[Editor’s Note: We had written about this earlier, when the Finance Ministry had given the approval, but was not implemented. Now, it has been officially implemented as part of FDI policy]
In a major change in India’s Foreign Direct Investment (FDI) norms, Indian government has now allowed Indian companies which are not listed in Indian stock exchange to list themselves in stock exchanges of other countries.
Earlier, the FDI rules mandated that any Indian company which wants to list themselves abroad should first enter Indian stock exchange, and only after 2 mandatory years of existence can they list in any other stock exchange, outside India.
“Unlisted companies shall be allowed to raise capital abroad without the requirement of prior or subsequent listing in India initially for a period of two years…,” the Department of Industrial Policy and Promotion (DIPP) said regarding the new FDI rules for Indian companies.
The new regulations have been updated in the “Consolidated FDI Policy” document on DIPP’s website as well.

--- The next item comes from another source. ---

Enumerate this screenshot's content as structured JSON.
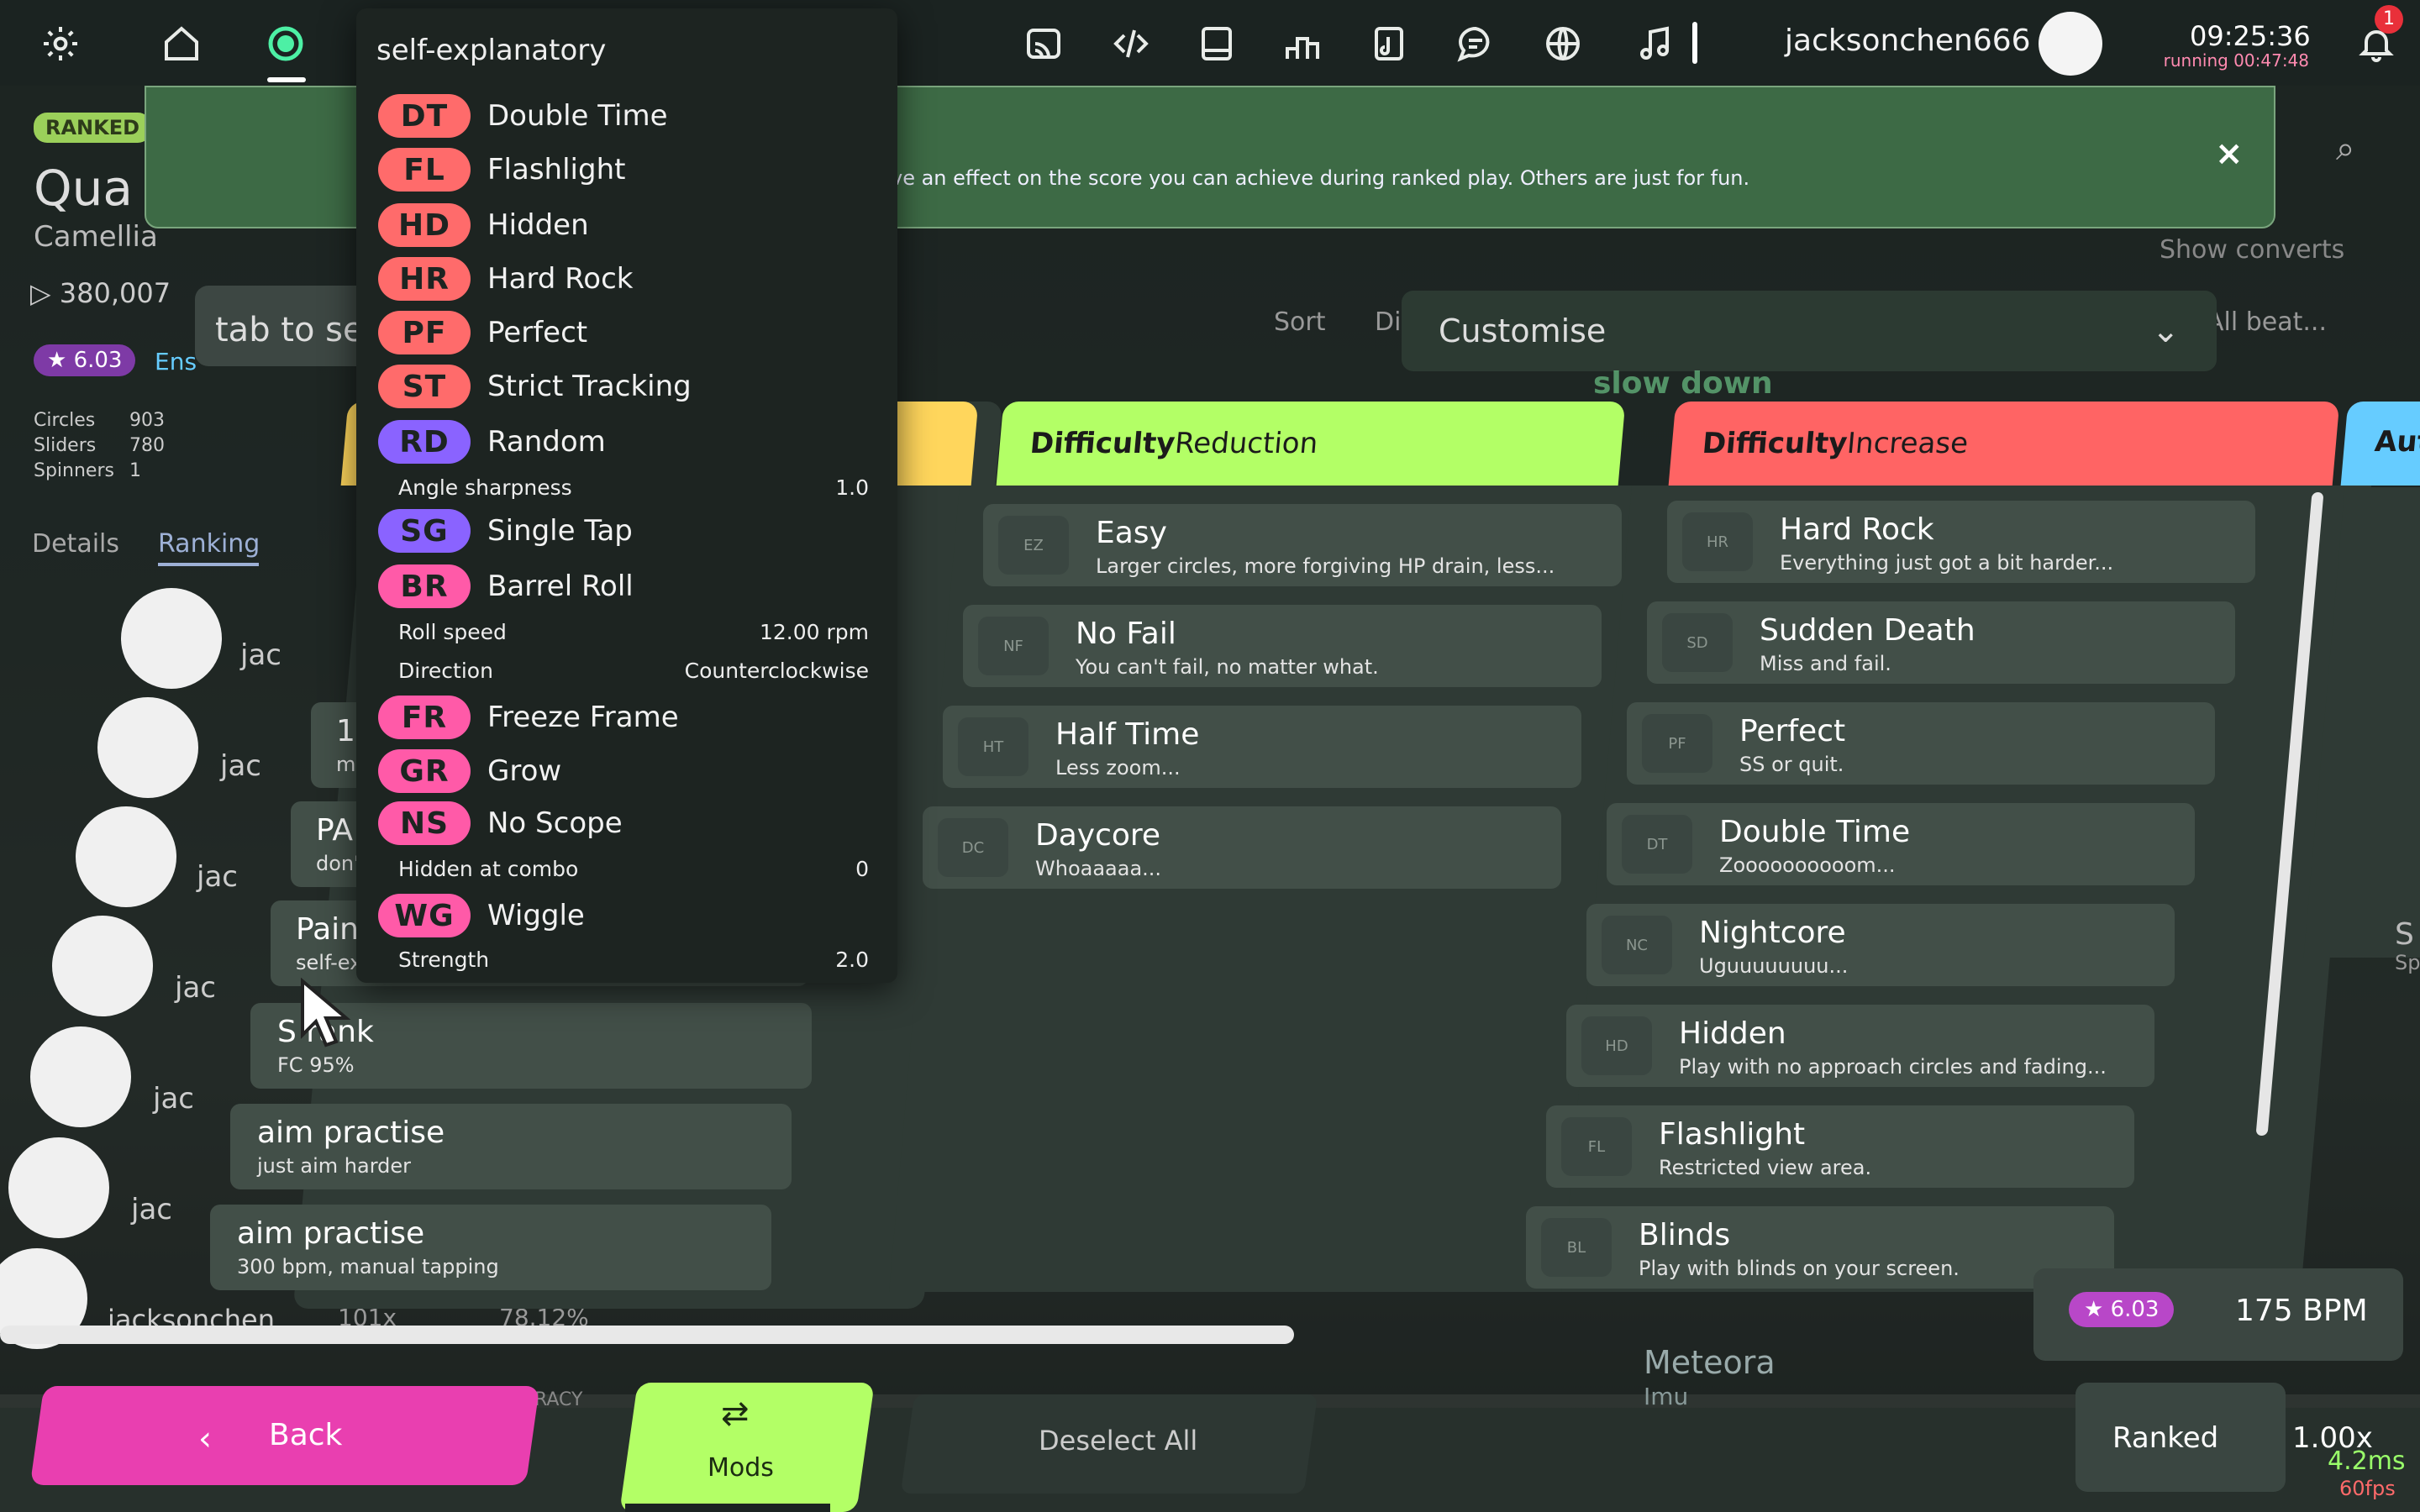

How Can This Help Unlisted Indian Companies?
There are several ways this decision can help unlisted Indian companies as they are now free to pitch themselves in front of small investors from other countries, and try to gain their capital and their wisdom in making brand global. As per the Government suggestions, the capital raised abroad can be utilized:
- In Clearing outstanding overseas debt
- In running operations and services out of India
- In acquiring foreign companies and setting up base
- In case the funds are not utilized abroad, then the foreign capital generated should be transferred back to India within 15 days, and parked inside any bank of regulated financial institution. Once inside India, these funds can be utilized domestically.
Who Can Invest and How Much?
There are several pointers which need to be taken care of while listing in foreign stock exchange and raising funds outside India. For example, Government of India will suggest the eligibility criteria of those who want to buy shares of your company: for example who can raise funds via ADR/GDRs; inclusion of pension funds; how much percentage a stock holder can buy of an Indian company and so on.
Indian Government is currently very keen on reducing the CAD or Current Account Deficit, which currently stands at $88 billion. The current Rupee vs Dollar currency fiasco had materialized due to this high CAD, and if unlisted Indian companies is able to attract foreign investors via stocks and equities, then it can help bring down CAD to substantial levels.
Unlisted companies can directly list on stock exchanges which come under the International Organization of Securities Commissions (IOSCO)/ Financial Action Task Force (FATF) compliant jurisdictions; and those stock exchanges with which SEBI has bilateral agreements.
People close with this policy change has revealed that it is a pilot project for 2 years, after which the government will again evaluate the gains and losses, and then decide accordingly.
For Indian companies which are planning to scale globally, and haven’t yet listed themselves in Indian stock exchange, this is an excellent opportunity to make it big; officially.